Today, the term is often used to describe your ability to promote yourself in a really succinct way at any opportunity. Here’s a few examples of when you may need to use your ‘elevator pitch.’
- Interviews – Ever been asked to sum up why you’d make a great candidate in 30 seconds? Being able to sell yourself well in an interview is key, so having an elevator pitch ready to go will make sure you come across confident and prepared.
- Meetings – When meeting prospective clients, it’s good to be prepared to give them a clear view of what you’re about, so having your pitch ready for meetings is important.
- Networking – At some networking events, you only have a short amount of time to speak to people so having an elevator pitch prepared is a brilliant way to make sure you get as many people interested as possible.
Being able to sum up your professional capabilities or even a business idea is an important skill, and often harder than it seems.
So, where do you start with perfecting your pitch?

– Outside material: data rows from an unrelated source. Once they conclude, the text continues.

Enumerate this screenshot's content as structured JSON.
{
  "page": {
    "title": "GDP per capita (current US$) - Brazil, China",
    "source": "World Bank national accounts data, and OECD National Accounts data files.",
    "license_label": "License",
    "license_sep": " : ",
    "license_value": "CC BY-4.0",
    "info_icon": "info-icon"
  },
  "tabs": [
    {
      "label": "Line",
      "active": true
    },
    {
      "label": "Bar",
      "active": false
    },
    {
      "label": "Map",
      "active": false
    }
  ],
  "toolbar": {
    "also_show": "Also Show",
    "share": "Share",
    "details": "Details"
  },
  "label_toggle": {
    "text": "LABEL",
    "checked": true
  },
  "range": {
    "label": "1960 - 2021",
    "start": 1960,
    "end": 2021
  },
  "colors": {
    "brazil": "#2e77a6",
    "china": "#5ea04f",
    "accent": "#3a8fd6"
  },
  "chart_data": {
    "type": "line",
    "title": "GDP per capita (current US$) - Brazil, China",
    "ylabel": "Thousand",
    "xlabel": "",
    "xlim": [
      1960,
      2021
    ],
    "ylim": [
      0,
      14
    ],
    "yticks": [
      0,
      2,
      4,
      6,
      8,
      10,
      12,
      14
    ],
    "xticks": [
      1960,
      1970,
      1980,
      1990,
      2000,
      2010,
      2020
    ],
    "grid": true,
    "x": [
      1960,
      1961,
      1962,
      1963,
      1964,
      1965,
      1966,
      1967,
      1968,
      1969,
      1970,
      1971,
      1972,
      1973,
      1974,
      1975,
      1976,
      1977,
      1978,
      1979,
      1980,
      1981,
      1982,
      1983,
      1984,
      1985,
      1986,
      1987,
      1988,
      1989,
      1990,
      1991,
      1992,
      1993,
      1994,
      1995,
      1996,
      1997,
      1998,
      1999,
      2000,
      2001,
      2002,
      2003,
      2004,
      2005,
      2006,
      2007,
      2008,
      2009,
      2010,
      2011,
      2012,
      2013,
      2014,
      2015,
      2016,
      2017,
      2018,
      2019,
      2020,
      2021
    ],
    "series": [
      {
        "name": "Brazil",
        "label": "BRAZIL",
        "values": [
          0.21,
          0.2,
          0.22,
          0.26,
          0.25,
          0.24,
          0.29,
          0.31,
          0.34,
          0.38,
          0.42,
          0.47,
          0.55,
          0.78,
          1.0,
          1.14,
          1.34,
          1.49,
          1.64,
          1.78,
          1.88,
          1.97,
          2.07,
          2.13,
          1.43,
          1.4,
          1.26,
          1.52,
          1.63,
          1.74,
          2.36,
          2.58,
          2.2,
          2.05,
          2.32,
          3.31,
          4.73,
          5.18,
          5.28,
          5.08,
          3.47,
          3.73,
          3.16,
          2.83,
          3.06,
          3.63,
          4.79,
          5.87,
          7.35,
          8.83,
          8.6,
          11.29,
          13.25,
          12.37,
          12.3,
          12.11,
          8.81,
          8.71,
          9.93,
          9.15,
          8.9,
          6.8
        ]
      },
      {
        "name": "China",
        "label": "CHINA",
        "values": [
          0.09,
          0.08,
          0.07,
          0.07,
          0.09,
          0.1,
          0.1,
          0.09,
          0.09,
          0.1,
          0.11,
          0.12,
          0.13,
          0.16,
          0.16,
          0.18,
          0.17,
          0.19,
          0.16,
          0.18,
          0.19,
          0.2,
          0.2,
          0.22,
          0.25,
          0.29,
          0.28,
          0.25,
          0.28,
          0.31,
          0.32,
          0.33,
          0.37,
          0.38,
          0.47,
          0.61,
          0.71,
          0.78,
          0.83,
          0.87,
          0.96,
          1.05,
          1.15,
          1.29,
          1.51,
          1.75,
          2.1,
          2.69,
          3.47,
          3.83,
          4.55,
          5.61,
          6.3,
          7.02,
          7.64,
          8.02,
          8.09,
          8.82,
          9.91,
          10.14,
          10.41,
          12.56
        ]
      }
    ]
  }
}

An article on Forbes.com suggests that your pitch should answer three main questions – Who are you? What do you do? And what are you looking for? Work out what your objective is and hone your pitch down to the essentials to keep it clear, engaging and purposeful.
- Be ‘human’
It’s important to get the essential information across, but remember to show your personality too. Richard Branson says “The first step toward delivering a great pitch is to keep it human, far too many presentations and speeches can turn artificial and wooden quite quickly.”
- Identify your USP
Short for Unique Selling Point, your USP should highlight exactly what makes you special. Why should you be hired? What makes your business worth investing in? Your pitch should state exactly what makes you stand out from your competitors.
- Tailor it
Think about who you will be talking to, and tailor your pitch for the person or situation. You may want to have two or three versions ready with different tones, delivery style or relevant information. The author of ‘Elevator Pitch Essentials’ advises: “Whether you’re at an event, an impromptu meeting or in a boardroom, you have to be able to modify your pitch to fit the environment and the audience.”
- Test yourself
If you’ve got one chance to impress someone, you want to hit the nail on the head. Practice your pitch until you’ve got every word memorised, and you can roll through it without stumbling. You want your pitch to come across as naturally as possible, so test yourself in front of the mirror, your friends, whatever it takes. It’s also good to have an idea of the types of questions you may be asked so that you’re prepared for those too.
Creating a good first impression is always important, and especially when your job or your business is at stake. Being prepared could ensure that your next elevator pitch is the most valuable 30 seconds you’ve ever spent.